Autore: Redazione

Giorgio Napolitano - Presidente della Repubblica

8
Gen

Il nuovo Presidente della Repubblica? Romano Prodi secondo i bookmakers

Dopo le dimissioni di Napolitano, chi sarà il suo successore? I bookmakers inglesi indicano Romano Prodi come il favorito alla carica di Presidente della Repubblica. Ma, dopo la delusione del 2013, il suo nome potrebbe davvero sbaragliare tutti gli altri?

Dopo l’annuncio delle dimissioni di Napolitano, chi sarà il nuovo Presidente della Repubblica? Secondo i bookmakers sarà Prodi.
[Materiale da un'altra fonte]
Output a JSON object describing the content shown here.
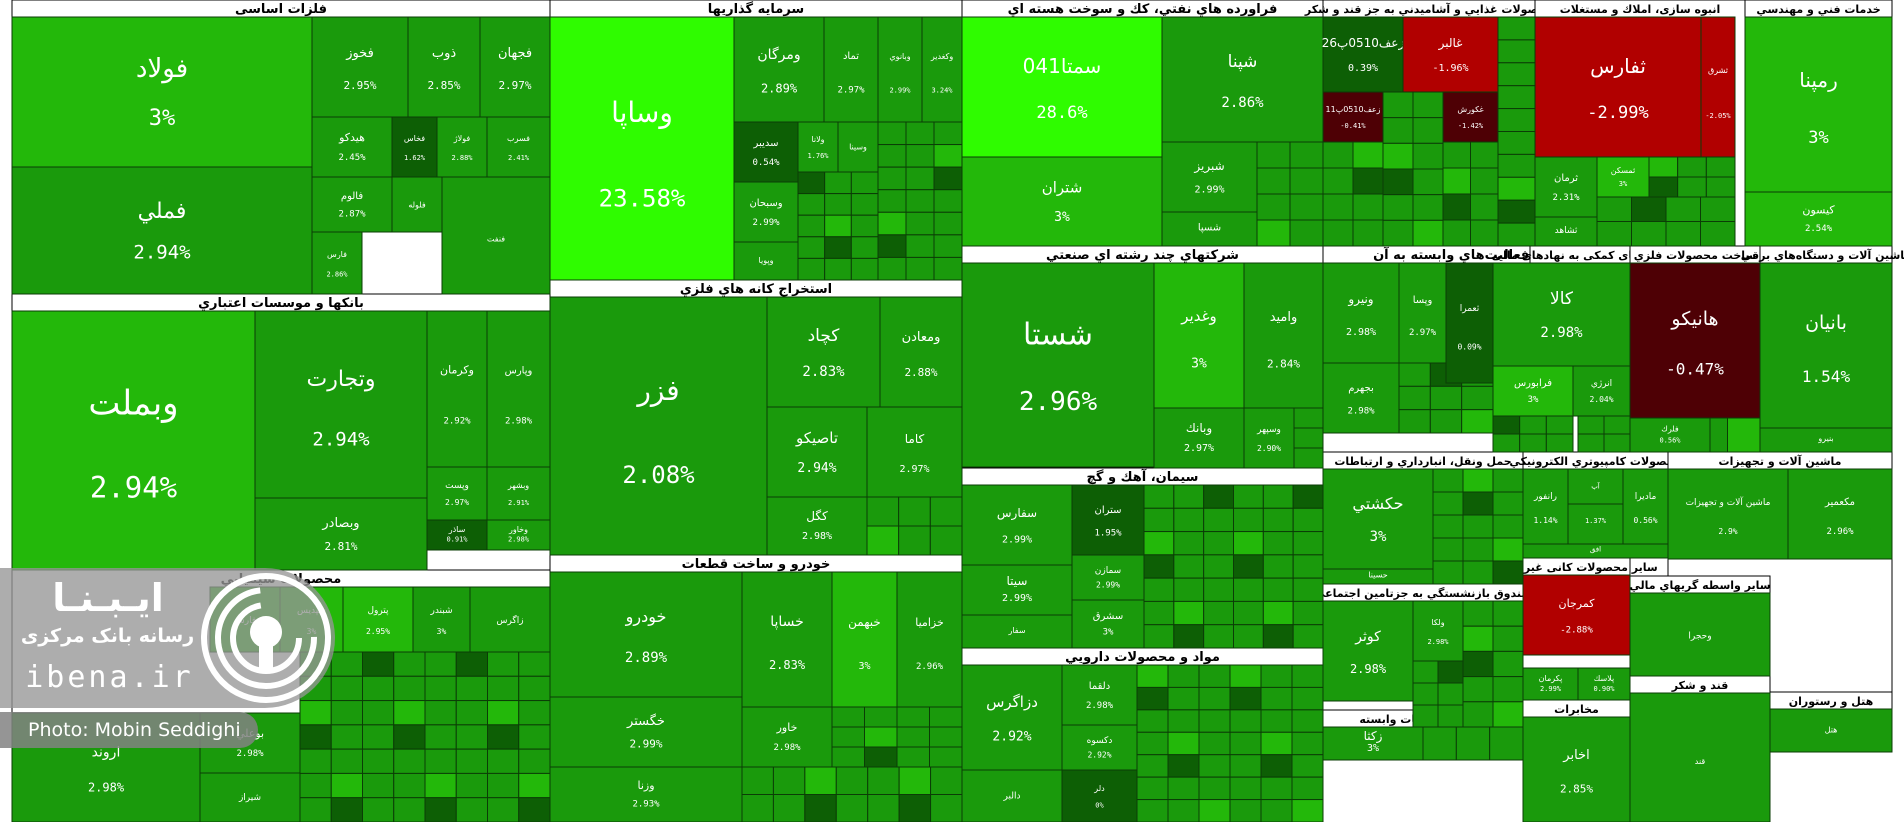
{
  "chart_data": {
    "type": "treemap",
    "value_unit": "%",
    "colors": {
      "strong_positive": "#2ffc00",
      "mid_positive": "#23b80a",
      "positive": "#1a9a0c",
      "dark_positive": "#0d5f05",
      "negative": "#b10000",
      "dark_negative": "#4e0005",
      "border": "#000000"
    },
    "sectors": [
      {
        "name": "فلزات اساسی",
        "stocks": [
          {
            "symbol": "فولاد",
            "change": "3%"
          },
          {
            "symbol": "فملي",
            "change": "2.94%"
          },
          {
            "symbol": "فخوز",
            "change": "2.95%"
          },
          {
            "symbol": "ذوب",
            "change": "2.85%"
          },
          {
            "symbol": "فجهان",
            "change": "2.97%"
          },
          {
            "symbol": "هيدكو",
            "change": "2.45%"
          },
          {
            "symbol": "فخاس",
            "change": "1.62%"
          },
          {
            "symbol": "فولاژ",
            "change": "2.88%"
          },
          {
            "symbol": "فسرب",
            "change": "2.41%"
          },
          {
            "symbol": "فلوله",
            "change": ""
          },
          {
            "symbol": "فالوم",
            "change": "2.87%"
          },
          {
            "symbol": "فارس",
            "change": "2.86%"
          },
          {
            "symbol": "فنفت",
            "change": ""
          }
        ]
      },
      {
        "name": "سرمایه گذاریها",
        "stocks": [
          {
            "symbol": "وساپا",
            "change": "23.58%"
          },
          {
            "symbol": "ومرگان",
            "change": "2.89%"
          },
          {
            "symbol": "تماد",
            "change": "2.97%"
          },
          {
            "symbol": "وبانوي",
            "change": "2.99%"
          },
          {
            "symbol": "وكغدير",
            "change": "3.24%"
          },
          {
            "symbol": "سديبر",
            "change": "0.54%"
          },
          {
            "symbol": "وسبحان",
            "change": "2.99%"
          },
          {
            "symbol": "ولانا",
            "change": "1.76%"
          },
          {
            "symbol": "وسينا",
            "change": ""
          },
          {
            "symbol": "وپويا",
            "change": ""
          }
        ]
      },
      {
        "name": "فراورده هاي نفتي، كك و سوخت هسته اي",
        "stocks": [
          {
            "symbol": "سمتا041",
            "change": "28.6%"
          },
          {
            "symbol": "شپنا",
            "change": "2.86%"
          },
          {
            "symbol": "شتران",
            "change": "3%"
          },
          {
            "symbol": "شبريز",
            "change": "2.99%"
          },
          {
            "symbol": "شسپا",
            "change": ""
          }
        ]
      },
      {
        "name": "محصولات غذايي و آشاميدني به جز قند و شكر",
        "stocks": [
          {
            "symbol": "زعف0510پ26",
            "change": "0.39%"
          },
          {
            "symbol": "غالبر",
            "change": "-1.96%"
          },
          {
            "symbol": "زعف0510پ11",
            "change": "-0.41%"
          },
          {
            "symbol": "غكورش",
            "change": "-1.42%"
          }
        ]
      },
      {
        "name": "انبوه سازی، املاك و مستغلات",
        "stocks": [
          {
            "symbol": "ثفارس",
            "change": "-2.99%"
          },
          {
            "symbol": "ثشرق",
            "change": "-2.05%"
          },
          {
            "symbol": "ثرمان",
            "change": "2.31%"
          },
          {
            "symbol": "ثمسكن",
            "change": "3%"
          },
          {
            "symbol": "ثشاهد",
            "change": ""
          }
        ]
      },
      {
        "name": "خدمات فني و مهندسي",
        "stocks": [
          {
            "symbol": "رمپنا",
            "change": "3%"
          },
          {
            "symbol": "كيسون",
            "change": "2.54%"
          }
        ]
      },
      {
        "name": "بانكها و موسسات اعتباري",
        "stocks": [
          {
            "symbol": "وبملت",
            "change": "2.94%"
          },
          {
            "symbol": "وتجارت",
            "change": "2.94%"
          },
          {
            "symbol": "وكرمان",
            "change": "2.92%"
          },
          {
            "symbol": "وپارس",
            "change": "2.98%"
          },
          {
            "symbol": "وبصادر",
            "change": "2.81%"
          },
          {
            "symbol": "وپست",
            "change": "2.97%"
          },
          {
            "symbol": "وبشهر",
            "change": "2.91%"
          },
          {
            "symbol": "ساذر",
            "change": "0.91%"
          },
          {
            "symbol": "وخاور",
            "change": "2.98%"
          }
        ]
      },
      {
        "name": "استخراج كانه هاي فلزي",
        "stocks": [
          {
            "symbol": "فزر",
            "change": "2.08%"
          },
          {
            "symbol": "كچاد",
            "change": "2.83%"
          },
          {
            "symbol": "ومعادن",
            "change": "2.88%"
          },
          {
            "symbol": "تاصيكو",
            "change": "2.94%"
          },
          {
            "symbol": "كاما",
            "change": "2.97%"
          },
          {
            "symbol": "كگل",
            "change": "2.98%"
          }
        ]
      },
      {
        "name": "شركتهاي چند رشته اي صنعتي",
        "stocks": [
          {
            "symbol": "شستا",
            "change": "2.96%"
          },
          {
            "symbol": "وغدير",
            "change": "3%"
          },
          {
            "symbol": "واميد",
            "change": "2.84%"
          },
          {
            "symbol": "وبانك",
            "change": "2.97%"
          },
          {
            "symbol": "وسپهر",
            "change": "2.90%"
          }
        ]
      },
      {
        "name": "رايانه و فعاليت‌هاي وابسته به آن",
        "stocks": [
          {
            "symbol": "ونيرو",
            "change": "2.98%"
          },
          {
            "symbol": "وپسا",
            "change": "2.97%"
          },
          {
            "symbol": "بجهرم",
            "change": "2.98%"
          },
          {
            "symbol": "ثعمرا",
            "change": "0.09%"
          }
        ]
      },
      {
        "name": "شرکتهای کمکی به نهادهای مالی",
        "stocks": [
          {
            "symbol": "كالا",
            "change": "2.98%"
          },
          {
            "symbol": "فرابورس",
            "change": "3%"
          },
          {
            "symbol": "انرژي",
            "change": "2.04%"
          }
        ]
      },
      {
        "name": "ساخت محصولات فلزي",
        "stocks": [
          {
            "symbol": "هانيكو",
            "change": "-0.47%"
          },
          {
            "symbol": "فلرك",
            "change": "0.56%"
          }
        ]
      },
      {
        "name": "ماشين آلات و دستگاه‌هاي برقي",
        "stocks": [
          {
            "symbol": "بانيان",
            "change": "1.54%"
          },
          {
            "symbol": "بنيرو",
            "change": ""
          }
        ]
      },
      {
        "name": "سيمان، آهك و گچ",
        "stocks": [
          {
            "symbol": "سفارس",
            "change": "2.99%"
          },
          {
            "symbol": "ستران",
            "change": "1.95%"
          },
          {
            "symbol": "سيتا",
            "change": "2.99%"
          },
          {
            "symbol": "سمازن",
            "change": "2.99%"
          },
          {
            "symbol": "سشرق",
            "change": "3%"
          },
          {
            "symbol": "سفار",
            "change": ""
          }
        ]
      },
      {
        "name": "حمل ونقل، انبارداري و ارتباطات",
        "stocks": [
          {
            "symbol": "حكشتي",
            "change": "3%"
          },
          {
            "symbol": "حسينا",
            "change": ""
          }
        ]
      },
      {
        "name": "صندوق بازنشستگي به جزتامين اجتماعي",
        "stocks": [
          {
            "symbol": "كوثر",
            "change": "2.98%"
          },
          {
            "symbol": "ولكا",
            "change": "2.98%"
          }
        ]
      },
      {
        "name": "زراعت و خدمات وابسته",
        "stocks": [
          {
            "symbol": "زكثا",
            "change": "3%"
          }
        ]
      },
      {
        "name": "مخابرات",
        "stocks": [
          {
            "symbol": "اخابر",
            "change": "2.85%"
          }
        ]
      },
      {
        "name": "خودرو و ساخت قطعات",
        "stocks": [
          {
            "symbol": "خودرو",
            "change": "2.89%"
          },
          {
            "symbol": "خساپا",
            "change": "2.83%"
          },
          {
            "symbol": "خبهمن",
            "change": "3%"
          },
          {
            "symbol": "خزاميا",
            "change": "2.96%"
          },
          {
            "symbol": "خگستر",
            "change": "2.99%"
          },
          {
            "symbol": "خاور",
            "change": "2.98%"
          },
          {
            "symbol": "وزنا",
            "change": "2.93%"
          }
        ]
      },
      {
        "name": "مواد و محصولات دارويي",
        "stocks": [
          {
            "symbol": "دزاگرس",
            "change": "2.92%"
          },
          {
            "symbol": "دلقما",
            "change": "2.98%"
          },
          {
            "symbol": "دكسوه",
            "change": "2.92%"
          },
          {
            "symbol": "دلر",
            "change": "0%"
          },
          {
            "symbol": "دالبر",
            "change": ""
          }
        ]
      },
      {
        "name": "محصولات شيميايي",
        "stocks": [
          {
            "symbol": "فارس",
            "change": ""
          },
          {
            "symbol": "شپديس",
            "change": "3%"
          },
          {
            "symbol": "پترول",
            "change": "2.95%"
          },
          {
            "symbol": "شبندر",
            "change": "3%"
          },
          {
            "symbol": "بوعلي",
            "change": "2.98%"
          },
          {
            "symbol": "اروند",
            "change": "2.98%"
          },
          {
            "symbol": "زاگرس",
            "change": ""
          },
          {
            "symbol": "شيراز",
            "change": ""
          }
        ]
      },
      {
        "name": "سایر محصولات کانی غیرفلزی",
        "stocks": [
          {
            "symbol": "كمرجان",
            "change": "-2.88%"
          }
        ]
      },
      {
        "name": "لاستيك و پلاستيك",
        "stocks": [
          {
            "symbol": "پكرمان",
            "change": "2.99%"
          },
          {
            "symbol": "پلاسك",
            "change": "0.90%"
          }
        ]
      },
      {
        "name": "محصولات كامپيوتري الكترونيكي",
        "stocks": [
          {
            "symbol": "رانفور",
            "change": "1.14%"
          },
          {
            "symbol": "الكتريك",
            "change": "1.37%"
          },
          {
            "symbol": "ماديرا",
            "change": "0.56%"
          },
          {
            "symbol": "افق",
            "change": ""
          },
          {
            "symbol": "آپ",
            "change": ""
          }
        ]
      },
      {
        "name": "ماشين آلات و تجهيزات",
        "stocks": [
          {
            "symbol": "ماشين آلات و تجهيزات",
            "change": "2.9%"
          },
          {
            "symbol": "مكعمير",
            "change": "2.96%"
          }
        ]
      },
      {
        "name": "ساير واسطه گريهاي مالي",
        "stocks": [
          {
            "symbol": "وحجرا",
            "change": ""
          }
        ]
      },
      {
        "name": "هتل و رستوران",
        "stocks": [
          {
            "symbol": "هتل",
            "change": ""
          }
        ]
      },
      {
        "name": "قند و شكر",
        "stocks": [
          {
            "symbol": "قند",
            "change": ""
          }
        ]
      }
    ]
  },
  "watermark": {
    "brand_fa": "ایـبـنـا",
    "tagline_fa": "رسانه بانک مرکزی",
    "url": "ibena.ir",
    "credit": "Photo: Mobin Seddighi",
    "icon": "broadcast-icon"
  }
}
Secondo gli scommettitori inglesi, che hanno considerato 25 nomi, Romano Prodi, il fondatore dell’Ulivo ed ex Presidente del Consiglio, viene dato vincitore con una quota di 7 a 1.

Ma potrebbe salire davvero al Colle il nemico di Berlusconi, tradito già dai 101 nel 2013 e che, tra l’altro, afferma di non essere interessato all’incarico?

Secondo le dichiarazioni e le indiscrezioni trapelate, Forza Italia e Lega Nord non appoggerebbero Prodi, al contrario di Sel, M5S e moderati.

Seguono Rodotà, candidato del M5S lo scorso anno, quando venne rieletto Napolitano per la seconda volta, Emma Bonino, Massimo D’Alema e Walter Veltroni. Che chance hanno invece la seconda e terza carica dello Stato, il Presidente del Senato Piero Grasso e la Presidente della Camera Laura Boldrini?

Grasso avrà il brivido di svolgere il ruolo di reggente per qualche giorno, essendo il Presidente del Senato il vice Presidente della Repubblica, mentre la Boldrini è una delle 7 donne in lizza per la corsa al Colle e dopo la Bonino, sembrerebbe in pole position, anche se la tesi fa sorridere molti.

Non compare nella classifica dei bookie invece Raffaele Cantone, inserito nel Toto Quirinale per aver ottenuto un’approvazione bipartisan in occasione della nomina a Presidente dell’Autorità Nazionale Anticorruzione e, quindi, figura che potrebbe accontentare tutti.

Nella lista degli scommettitori c’è Berlusconi, la cui elezione agli italiani appare un evento a dir poco impossibile. L’ex Premier proprio qualche giorno fa in merito all’elezione del Presidente della Repubblica ha dichiarato:

"Mi aspetto un percorso di condivisione il quale, al di là delle procedure che si seguiranno, consenta a questo Paese di avere un Presidente della Repubblica che non sia solo espressione della sinistra, come è stato con gli ultimi presidenti, ma sia una figura di massima garanzia e di rappresentanza di tutti gli italiani".